Two things empty wallets: the seed phrase itself, or your approval signature. Phishing for the phrase uses fake wallet-restore pages, fake support chats and 'validation' forms. Approval attacks are subtler — a site asks you to sign something that quietly grants its smart contract permission to move your tokens. Both rely on you acting quickly on a page you did not navigate to yourself.

The common lures

A message that your wallet 'needs migration' or your account 'will be suspended'. A support agent in a Telegram or Discord group who direct-messages first and offers to fix your problem via a 'sync' page. An airdrop claiming free tokens if you connect and approve. A Google or social ad for a wallet site one letter off the real address. Each ends at a page asking for recovery words or an unlimited token approval.

Habits that defeat phishing

Never type or photograph your seed phrase except when restoring a wallet you initiated yourself, on a device you trust. Bookmark your exchange and wallet sites and use only the bookmarks. Treat anyone who direct-messages you first about crypto support as a scammer — real support does not open with a DM. Read what you are signing; if a signature request mentions approvals you do not understand, reject it. For meaningful holdings, use a hardware wallet so signing happens on a separate device.

If your phrase or approval leaked

Assume total compromise and act in minutes, not hours. Move remaining funds to a brand-new wallet with a freshly generated phrase — not one the attacker may have seen. Revoke token approvals using a reputable revocation tool if an approval was signed. Then report to Action Fraud with transaction IDs. Funds already moved are rarely recoverable, so speed on what remains is the priority.

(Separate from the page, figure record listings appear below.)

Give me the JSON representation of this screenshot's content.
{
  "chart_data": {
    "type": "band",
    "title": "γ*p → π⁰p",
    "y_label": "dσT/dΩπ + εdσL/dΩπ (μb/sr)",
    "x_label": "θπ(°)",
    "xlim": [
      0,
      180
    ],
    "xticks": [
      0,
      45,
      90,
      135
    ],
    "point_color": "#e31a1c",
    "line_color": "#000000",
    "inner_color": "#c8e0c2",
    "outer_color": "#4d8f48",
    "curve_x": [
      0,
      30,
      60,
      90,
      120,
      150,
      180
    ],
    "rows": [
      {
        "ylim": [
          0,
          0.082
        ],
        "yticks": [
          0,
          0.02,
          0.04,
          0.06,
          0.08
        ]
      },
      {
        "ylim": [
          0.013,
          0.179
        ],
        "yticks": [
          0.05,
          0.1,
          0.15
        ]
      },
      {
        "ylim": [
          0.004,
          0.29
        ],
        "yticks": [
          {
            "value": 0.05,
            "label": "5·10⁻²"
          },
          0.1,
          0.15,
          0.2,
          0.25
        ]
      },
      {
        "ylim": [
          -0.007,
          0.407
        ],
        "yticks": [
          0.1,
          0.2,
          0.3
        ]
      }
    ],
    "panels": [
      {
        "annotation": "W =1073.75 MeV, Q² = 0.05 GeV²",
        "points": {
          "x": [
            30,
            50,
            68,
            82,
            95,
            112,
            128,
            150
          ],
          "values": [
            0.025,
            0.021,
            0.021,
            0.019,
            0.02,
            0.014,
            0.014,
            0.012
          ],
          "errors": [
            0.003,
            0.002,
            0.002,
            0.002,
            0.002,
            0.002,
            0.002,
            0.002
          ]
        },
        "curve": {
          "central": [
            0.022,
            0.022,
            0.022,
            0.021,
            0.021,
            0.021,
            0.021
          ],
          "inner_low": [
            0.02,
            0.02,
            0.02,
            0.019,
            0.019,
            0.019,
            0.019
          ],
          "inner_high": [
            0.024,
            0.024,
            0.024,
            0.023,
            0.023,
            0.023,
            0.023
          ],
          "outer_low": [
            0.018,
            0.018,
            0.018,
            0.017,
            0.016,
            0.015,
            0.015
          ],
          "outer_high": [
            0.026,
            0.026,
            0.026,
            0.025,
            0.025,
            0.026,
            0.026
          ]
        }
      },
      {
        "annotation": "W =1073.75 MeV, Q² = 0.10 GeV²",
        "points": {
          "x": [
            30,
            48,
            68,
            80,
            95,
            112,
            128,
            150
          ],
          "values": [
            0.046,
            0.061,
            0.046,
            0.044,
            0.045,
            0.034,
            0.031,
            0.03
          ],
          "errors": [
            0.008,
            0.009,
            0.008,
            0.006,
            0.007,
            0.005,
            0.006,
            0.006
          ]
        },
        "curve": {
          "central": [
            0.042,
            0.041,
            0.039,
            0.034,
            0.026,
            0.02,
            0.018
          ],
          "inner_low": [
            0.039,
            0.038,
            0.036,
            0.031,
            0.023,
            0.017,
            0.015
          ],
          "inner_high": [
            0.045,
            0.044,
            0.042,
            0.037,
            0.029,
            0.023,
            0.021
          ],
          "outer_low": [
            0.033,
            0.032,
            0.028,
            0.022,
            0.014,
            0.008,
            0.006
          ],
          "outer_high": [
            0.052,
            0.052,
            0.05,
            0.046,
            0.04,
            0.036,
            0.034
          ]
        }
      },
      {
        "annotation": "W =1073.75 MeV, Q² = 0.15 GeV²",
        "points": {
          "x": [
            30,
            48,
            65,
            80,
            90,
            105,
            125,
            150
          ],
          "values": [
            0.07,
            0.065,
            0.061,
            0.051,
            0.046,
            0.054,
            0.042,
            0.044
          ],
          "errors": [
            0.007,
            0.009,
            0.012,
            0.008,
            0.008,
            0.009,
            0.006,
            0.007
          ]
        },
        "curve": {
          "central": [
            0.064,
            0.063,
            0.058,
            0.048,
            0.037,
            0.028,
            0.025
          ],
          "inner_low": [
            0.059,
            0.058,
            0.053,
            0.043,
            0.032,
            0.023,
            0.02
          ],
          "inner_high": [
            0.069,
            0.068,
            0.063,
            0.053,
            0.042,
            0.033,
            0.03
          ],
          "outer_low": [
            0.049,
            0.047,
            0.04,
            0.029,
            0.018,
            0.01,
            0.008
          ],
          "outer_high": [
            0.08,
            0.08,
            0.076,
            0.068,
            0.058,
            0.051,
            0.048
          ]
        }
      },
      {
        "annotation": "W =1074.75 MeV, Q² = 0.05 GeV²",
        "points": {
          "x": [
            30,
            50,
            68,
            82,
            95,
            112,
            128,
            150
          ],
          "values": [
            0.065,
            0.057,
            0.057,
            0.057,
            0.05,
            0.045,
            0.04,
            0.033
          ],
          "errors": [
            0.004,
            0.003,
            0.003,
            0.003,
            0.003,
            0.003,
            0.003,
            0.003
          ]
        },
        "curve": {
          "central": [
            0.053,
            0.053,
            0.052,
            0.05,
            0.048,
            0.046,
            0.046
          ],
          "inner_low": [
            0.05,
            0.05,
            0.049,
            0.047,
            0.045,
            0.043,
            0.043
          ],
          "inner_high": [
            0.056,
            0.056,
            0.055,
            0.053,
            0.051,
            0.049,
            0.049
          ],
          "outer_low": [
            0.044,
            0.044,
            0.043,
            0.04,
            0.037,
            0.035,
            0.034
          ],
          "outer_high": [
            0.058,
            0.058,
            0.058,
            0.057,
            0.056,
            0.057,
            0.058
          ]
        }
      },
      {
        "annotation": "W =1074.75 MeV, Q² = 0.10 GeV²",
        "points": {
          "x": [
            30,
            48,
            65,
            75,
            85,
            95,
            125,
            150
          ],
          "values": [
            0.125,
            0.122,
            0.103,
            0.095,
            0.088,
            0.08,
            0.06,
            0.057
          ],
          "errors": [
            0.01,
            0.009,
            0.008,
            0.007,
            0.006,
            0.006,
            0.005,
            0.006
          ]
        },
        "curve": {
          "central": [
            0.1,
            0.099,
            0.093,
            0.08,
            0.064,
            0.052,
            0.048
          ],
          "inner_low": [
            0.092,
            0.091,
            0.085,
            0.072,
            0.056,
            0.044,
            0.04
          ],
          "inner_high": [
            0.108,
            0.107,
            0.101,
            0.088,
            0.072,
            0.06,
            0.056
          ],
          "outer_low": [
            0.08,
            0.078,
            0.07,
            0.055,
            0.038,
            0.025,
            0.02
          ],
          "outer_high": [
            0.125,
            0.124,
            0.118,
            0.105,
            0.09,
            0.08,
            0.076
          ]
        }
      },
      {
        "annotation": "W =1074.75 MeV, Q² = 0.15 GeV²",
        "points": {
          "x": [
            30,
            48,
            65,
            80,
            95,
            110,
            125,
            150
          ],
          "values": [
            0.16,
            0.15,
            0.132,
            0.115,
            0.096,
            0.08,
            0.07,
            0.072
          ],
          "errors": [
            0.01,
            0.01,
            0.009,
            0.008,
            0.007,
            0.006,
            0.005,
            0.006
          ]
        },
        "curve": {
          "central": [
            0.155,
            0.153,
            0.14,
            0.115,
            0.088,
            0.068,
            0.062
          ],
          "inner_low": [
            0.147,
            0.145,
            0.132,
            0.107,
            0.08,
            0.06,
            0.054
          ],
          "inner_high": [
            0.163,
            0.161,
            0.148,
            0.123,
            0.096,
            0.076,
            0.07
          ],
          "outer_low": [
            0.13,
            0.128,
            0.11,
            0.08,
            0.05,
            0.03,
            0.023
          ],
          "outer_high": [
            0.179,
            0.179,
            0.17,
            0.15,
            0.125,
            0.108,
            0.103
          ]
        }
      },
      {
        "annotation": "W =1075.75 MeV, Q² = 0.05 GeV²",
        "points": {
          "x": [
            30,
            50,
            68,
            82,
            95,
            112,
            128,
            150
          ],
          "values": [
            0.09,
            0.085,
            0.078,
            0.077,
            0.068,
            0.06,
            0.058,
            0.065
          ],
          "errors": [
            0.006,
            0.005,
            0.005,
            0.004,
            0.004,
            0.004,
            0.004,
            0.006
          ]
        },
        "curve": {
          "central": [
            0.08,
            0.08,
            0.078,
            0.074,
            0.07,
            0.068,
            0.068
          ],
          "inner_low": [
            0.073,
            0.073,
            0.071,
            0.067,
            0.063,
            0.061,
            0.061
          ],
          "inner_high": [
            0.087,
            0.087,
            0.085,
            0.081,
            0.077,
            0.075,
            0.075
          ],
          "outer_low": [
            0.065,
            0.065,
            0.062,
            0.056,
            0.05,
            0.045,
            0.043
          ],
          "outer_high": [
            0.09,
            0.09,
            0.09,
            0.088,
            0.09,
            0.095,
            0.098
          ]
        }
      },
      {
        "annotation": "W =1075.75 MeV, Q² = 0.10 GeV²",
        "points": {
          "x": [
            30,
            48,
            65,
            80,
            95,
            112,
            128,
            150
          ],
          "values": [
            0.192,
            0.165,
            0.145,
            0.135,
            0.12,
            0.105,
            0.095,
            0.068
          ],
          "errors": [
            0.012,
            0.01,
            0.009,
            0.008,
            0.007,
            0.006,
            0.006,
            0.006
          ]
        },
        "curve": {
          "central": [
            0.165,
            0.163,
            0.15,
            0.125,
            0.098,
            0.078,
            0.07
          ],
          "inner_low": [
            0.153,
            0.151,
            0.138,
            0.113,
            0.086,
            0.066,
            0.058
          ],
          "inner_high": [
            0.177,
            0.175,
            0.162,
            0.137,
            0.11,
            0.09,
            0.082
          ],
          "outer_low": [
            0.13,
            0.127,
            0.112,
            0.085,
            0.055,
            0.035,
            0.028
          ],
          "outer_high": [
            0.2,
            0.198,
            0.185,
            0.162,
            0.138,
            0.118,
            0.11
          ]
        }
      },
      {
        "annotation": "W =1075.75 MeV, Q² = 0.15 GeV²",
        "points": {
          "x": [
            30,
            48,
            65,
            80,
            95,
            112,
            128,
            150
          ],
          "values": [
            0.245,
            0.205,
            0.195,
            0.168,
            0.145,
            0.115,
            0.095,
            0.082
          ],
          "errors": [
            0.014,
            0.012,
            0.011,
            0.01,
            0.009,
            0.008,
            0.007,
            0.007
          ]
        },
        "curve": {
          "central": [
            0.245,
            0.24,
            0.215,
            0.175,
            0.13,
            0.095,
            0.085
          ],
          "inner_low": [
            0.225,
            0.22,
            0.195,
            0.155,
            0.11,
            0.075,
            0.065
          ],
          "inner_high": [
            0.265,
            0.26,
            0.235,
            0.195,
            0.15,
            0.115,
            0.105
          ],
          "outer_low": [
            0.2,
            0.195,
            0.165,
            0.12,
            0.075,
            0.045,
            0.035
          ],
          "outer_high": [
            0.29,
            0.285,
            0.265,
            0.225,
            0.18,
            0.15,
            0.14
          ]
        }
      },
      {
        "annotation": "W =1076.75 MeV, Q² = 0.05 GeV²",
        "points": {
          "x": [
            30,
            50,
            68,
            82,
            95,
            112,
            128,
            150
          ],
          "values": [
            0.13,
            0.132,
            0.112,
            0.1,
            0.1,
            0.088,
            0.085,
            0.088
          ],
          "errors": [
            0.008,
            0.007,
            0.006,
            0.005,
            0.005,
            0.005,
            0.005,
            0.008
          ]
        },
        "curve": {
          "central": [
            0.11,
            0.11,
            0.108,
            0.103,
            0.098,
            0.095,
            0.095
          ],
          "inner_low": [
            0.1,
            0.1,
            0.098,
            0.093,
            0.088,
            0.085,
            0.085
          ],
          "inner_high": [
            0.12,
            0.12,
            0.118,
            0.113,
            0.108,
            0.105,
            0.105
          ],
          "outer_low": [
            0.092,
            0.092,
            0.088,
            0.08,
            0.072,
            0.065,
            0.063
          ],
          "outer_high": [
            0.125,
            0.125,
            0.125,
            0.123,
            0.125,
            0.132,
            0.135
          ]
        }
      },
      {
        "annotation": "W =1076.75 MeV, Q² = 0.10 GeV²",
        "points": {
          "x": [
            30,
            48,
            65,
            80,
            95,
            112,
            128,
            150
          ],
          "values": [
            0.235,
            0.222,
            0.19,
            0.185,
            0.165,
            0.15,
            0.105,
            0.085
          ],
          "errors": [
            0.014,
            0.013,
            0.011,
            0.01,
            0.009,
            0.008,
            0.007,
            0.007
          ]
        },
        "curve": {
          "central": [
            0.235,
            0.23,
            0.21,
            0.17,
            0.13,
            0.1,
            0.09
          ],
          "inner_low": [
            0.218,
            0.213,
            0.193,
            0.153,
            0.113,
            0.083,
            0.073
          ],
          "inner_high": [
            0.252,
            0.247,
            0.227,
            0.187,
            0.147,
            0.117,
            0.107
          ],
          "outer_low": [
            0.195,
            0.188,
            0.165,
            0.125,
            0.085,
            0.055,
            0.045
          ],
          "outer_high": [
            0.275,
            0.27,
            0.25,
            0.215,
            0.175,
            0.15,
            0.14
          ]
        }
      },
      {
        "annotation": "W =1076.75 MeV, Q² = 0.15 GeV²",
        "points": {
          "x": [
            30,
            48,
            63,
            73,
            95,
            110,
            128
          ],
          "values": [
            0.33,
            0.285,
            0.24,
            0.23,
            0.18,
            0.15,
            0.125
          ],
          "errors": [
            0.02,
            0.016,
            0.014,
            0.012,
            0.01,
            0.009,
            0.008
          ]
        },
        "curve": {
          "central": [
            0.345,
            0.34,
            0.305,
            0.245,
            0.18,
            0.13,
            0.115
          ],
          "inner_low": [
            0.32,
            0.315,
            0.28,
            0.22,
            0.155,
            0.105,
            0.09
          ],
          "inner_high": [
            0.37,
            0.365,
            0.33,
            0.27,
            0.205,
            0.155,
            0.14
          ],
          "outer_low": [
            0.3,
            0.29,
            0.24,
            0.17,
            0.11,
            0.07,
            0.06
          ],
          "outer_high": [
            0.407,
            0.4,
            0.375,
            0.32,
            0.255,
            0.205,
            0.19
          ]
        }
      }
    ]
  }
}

Frequently asked questions

My exchange emailed asking me to verify my account. Is that phishing? +

Treat it as suspect. Do not click the link — log in by typing the address or using your bookmark. Genuine account notices appear inside your account; phishing emails depend on their link being the only door you use.

Is it safe to keep my seed phrase in a password manager? +

It is better than a plain note but still an online copy that goes wherever that account goes. For long-term holdings the standard is offline storage — written or stamped, kept somewhere secure, with no digital copy at all.

What is an approval or allowance attack? +

When you sign a transaction giving a smart contract permission to spend your tokens. Malicious sites request unlimited allowances, then drain the token later. Review and revoke allowances periodically.